If you don’t like the Sawyer water pouches, you could just bring two or three smart water bottles, and get a sports cap with a hole in the middle for your clean water bottle, and a regular cap for your dirty water bottles.
Using the Sawyer Mini in Freezing Weather (Winter)
The Sawyer Mini shouldn’t be used in freezing weather. On their website, they say that the Sawyer Mini needs to be replaced if frozen. So if you’ll be using it in winter, you should always keep it in your pocket, so your body temperature keeps from freezing. When you’re sleeping, just throw it in your sleeping bag and that should be good enough.
Let’s start with the pros. First of all, it’s very inexpensive. I purchased the full kit for about 20 dollars, and I paid an additional 15 bucks for the three larger, 32-ounce / 1-liter water pouches. Another one is that the whole system is very lightweight and very tiny. I also like the versatility of the Sawyer mini. You can use it as a lifestraw, drink straight from the bottle or use a gravity feed system, you can use it with regular water bottles, or you can use it in the traditional way with the Sawyer pouches. It’s hard to find other water filters that are this versatile.

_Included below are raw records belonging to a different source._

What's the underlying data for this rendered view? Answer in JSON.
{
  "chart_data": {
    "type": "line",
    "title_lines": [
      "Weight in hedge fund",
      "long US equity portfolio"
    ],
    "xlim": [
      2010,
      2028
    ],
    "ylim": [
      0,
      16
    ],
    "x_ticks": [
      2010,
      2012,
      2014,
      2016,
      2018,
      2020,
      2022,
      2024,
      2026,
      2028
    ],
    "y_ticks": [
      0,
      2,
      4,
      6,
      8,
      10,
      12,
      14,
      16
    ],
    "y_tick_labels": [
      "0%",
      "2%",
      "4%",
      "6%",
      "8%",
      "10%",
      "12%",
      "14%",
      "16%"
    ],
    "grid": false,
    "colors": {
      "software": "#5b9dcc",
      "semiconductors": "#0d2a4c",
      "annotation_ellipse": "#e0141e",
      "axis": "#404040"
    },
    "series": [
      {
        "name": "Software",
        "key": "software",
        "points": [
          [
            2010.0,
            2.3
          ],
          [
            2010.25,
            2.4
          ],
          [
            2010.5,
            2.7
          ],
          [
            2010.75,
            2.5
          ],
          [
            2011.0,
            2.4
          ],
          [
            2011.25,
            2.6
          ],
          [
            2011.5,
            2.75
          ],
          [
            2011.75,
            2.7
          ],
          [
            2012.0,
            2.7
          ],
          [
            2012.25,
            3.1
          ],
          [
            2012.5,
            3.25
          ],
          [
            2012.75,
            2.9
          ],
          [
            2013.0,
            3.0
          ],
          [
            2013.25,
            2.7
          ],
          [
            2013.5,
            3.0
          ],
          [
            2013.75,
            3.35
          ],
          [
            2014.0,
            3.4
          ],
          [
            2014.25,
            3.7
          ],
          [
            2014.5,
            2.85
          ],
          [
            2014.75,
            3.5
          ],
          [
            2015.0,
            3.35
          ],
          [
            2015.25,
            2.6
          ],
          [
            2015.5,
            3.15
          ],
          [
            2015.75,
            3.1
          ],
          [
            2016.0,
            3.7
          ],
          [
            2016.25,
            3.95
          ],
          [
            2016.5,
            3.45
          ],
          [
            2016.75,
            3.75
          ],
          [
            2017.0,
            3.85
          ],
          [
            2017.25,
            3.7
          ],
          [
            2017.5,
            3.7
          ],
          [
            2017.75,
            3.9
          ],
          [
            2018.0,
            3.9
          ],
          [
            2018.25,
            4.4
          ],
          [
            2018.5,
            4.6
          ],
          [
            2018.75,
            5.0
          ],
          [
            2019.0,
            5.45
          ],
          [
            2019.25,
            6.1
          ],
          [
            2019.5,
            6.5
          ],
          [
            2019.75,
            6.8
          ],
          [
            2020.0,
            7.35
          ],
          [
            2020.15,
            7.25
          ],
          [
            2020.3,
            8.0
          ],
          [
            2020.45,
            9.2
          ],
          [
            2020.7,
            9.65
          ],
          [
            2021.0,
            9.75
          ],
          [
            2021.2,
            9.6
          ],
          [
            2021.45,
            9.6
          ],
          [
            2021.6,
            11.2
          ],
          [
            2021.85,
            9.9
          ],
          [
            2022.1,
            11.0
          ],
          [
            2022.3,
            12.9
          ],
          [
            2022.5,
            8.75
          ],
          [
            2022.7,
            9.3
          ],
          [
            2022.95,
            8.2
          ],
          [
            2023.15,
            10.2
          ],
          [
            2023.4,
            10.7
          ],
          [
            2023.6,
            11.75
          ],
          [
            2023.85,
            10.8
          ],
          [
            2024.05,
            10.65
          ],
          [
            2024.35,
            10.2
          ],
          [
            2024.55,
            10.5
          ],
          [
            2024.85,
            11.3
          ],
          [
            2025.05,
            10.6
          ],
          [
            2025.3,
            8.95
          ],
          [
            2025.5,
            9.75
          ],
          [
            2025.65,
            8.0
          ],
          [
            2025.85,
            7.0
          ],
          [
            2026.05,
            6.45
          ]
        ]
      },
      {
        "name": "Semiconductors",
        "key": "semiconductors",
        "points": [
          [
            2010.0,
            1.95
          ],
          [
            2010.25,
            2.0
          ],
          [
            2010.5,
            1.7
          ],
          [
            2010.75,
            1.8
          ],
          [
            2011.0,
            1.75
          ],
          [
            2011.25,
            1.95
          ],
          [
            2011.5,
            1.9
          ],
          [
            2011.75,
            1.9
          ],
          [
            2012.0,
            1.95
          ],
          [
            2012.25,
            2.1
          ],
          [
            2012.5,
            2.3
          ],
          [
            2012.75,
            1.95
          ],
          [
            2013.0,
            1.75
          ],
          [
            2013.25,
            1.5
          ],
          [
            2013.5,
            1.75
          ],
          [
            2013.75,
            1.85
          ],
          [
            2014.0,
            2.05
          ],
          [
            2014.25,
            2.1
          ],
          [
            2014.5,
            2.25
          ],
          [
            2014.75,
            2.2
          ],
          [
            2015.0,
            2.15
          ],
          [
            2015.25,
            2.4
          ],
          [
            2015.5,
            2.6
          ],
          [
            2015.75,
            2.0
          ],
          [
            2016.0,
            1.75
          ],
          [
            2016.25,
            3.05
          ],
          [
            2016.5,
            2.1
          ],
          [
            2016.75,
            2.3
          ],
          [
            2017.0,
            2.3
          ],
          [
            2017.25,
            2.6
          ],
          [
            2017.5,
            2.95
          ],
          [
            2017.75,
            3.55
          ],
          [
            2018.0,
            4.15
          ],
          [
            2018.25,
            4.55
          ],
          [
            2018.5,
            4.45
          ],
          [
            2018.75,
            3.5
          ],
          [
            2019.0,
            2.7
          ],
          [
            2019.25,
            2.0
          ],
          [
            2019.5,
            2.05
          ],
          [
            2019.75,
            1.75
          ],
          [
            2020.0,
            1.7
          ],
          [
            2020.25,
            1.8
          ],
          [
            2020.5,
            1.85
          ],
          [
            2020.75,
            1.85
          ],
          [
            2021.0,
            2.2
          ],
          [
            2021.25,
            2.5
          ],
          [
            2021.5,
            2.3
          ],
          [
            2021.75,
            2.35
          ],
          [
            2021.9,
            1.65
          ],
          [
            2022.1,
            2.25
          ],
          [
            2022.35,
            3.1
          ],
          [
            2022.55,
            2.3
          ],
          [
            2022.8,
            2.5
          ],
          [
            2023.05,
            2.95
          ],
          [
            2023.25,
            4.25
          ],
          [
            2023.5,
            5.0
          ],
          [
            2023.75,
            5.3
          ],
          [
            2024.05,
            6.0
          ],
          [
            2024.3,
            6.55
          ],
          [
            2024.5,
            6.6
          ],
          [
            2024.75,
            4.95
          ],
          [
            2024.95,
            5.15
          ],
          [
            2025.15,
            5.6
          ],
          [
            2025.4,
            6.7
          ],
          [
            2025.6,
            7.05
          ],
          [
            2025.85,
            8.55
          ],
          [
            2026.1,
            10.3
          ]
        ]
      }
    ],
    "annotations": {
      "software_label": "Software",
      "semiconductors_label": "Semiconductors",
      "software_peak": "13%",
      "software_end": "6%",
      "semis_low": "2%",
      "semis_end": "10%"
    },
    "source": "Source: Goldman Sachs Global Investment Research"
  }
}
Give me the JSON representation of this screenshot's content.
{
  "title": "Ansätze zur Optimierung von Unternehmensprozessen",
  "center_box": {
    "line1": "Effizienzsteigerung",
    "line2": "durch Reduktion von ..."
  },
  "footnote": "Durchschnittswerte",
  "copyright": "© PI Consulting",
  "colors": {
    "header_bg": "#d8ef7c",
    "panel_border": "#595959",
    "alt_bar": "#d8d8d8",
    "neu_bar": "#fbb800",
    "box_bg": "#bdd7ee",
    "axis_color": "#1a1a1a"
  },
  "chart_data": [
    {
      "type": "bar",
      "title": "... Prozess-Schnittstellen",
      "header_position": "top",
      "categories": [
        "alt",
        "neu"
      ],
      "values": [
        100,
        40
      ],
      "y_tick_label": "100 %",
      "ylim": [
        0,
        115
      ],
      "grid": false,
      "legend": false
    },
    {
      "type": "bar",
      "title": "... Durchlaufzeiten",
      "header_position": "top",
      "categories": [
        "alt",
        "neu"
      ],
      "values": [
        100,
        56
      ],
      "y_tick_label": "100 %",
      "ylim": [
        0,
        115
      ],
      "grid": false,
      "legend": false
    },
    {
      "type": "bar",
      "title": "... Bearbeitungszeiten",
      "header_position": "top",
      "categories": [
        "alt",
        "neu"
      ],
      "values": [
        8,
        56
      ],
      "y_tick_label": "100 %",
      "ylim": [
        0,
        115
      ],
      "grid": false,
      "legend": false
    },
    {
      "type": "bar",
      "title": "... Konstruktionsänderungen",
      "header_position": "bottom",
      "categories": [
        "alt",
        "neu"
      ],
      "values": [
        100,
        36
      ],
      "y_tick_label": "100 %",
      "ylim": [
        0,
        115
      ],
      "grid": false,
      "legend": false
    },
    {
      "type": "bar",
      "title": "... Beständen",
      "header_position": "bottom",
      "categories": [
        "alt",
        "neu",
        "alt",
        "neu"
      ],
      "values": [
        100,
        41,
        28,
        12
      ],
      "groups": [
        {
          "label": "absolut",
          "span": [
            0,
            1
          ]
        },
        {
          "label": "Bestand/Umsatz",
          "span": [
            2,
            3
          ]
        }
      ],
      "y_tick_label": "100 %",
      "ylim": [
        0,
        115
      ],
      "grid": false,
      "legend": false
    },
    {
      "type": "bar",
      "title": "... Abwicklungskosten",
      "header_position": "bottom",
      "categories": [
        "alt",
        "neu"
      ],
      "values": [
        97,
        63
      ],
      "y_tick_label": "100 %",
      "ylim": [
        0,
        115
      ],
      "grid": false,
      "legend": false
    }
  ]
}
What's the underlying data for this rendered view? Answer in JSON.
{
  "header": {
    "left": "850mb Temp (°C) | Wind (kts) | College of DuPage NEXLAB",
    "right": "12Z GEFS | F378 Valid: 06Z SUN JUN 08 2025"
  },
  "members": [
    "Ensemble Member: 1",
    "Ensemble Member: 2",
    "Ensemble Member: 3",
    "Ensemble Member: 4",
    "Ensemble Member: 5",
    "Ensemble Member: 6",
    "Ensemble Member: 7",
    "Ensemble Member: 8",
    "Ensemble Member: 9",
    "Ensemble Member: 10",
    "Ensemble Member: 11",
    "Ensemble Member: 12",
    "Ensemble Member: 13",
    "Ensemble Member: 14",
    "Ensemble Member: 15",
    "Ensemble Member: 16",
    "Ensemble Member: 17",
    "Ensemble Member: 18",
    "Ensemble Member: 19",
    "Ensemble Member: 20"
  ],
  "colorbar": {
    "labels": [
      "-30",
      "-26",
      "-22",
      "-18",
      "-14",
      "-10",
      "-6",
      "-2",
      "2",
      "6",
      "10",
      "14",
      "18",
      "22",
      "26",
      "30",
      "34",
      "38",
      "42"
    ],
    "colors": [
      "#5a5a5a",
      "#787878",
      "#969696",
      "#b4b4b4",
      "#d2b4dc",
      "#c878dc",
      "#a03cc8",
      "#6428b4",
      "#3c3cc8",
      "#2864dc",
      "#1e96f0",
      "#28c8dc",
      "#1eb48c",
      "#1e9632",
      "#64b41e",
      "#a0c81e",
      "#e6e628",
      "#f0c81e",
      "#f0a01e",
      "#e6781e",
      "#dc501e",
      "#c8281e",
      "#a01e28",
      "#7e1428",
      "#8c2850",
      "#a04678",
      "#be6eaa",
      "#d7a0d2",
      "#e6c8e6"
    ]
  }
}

And now let’s get into the cons. First, I don’t like that it needs to be backflushed so often. Second, I think that the flowrate could be improved. I know that the Sawyer Squeeze has a better flow rate and that many filters from other brands have better flowrates. And lastly, the pouches could be more durable. They’ll last if you’ll be using them gently, but if you aren’t patient, it’s very easy to burst them.
In general, I think that this is a very good and very versatile water filter, but there are a few annoying parts about it. If you don’t own a water filter yet, then the Sawyer Mini is a superb choice.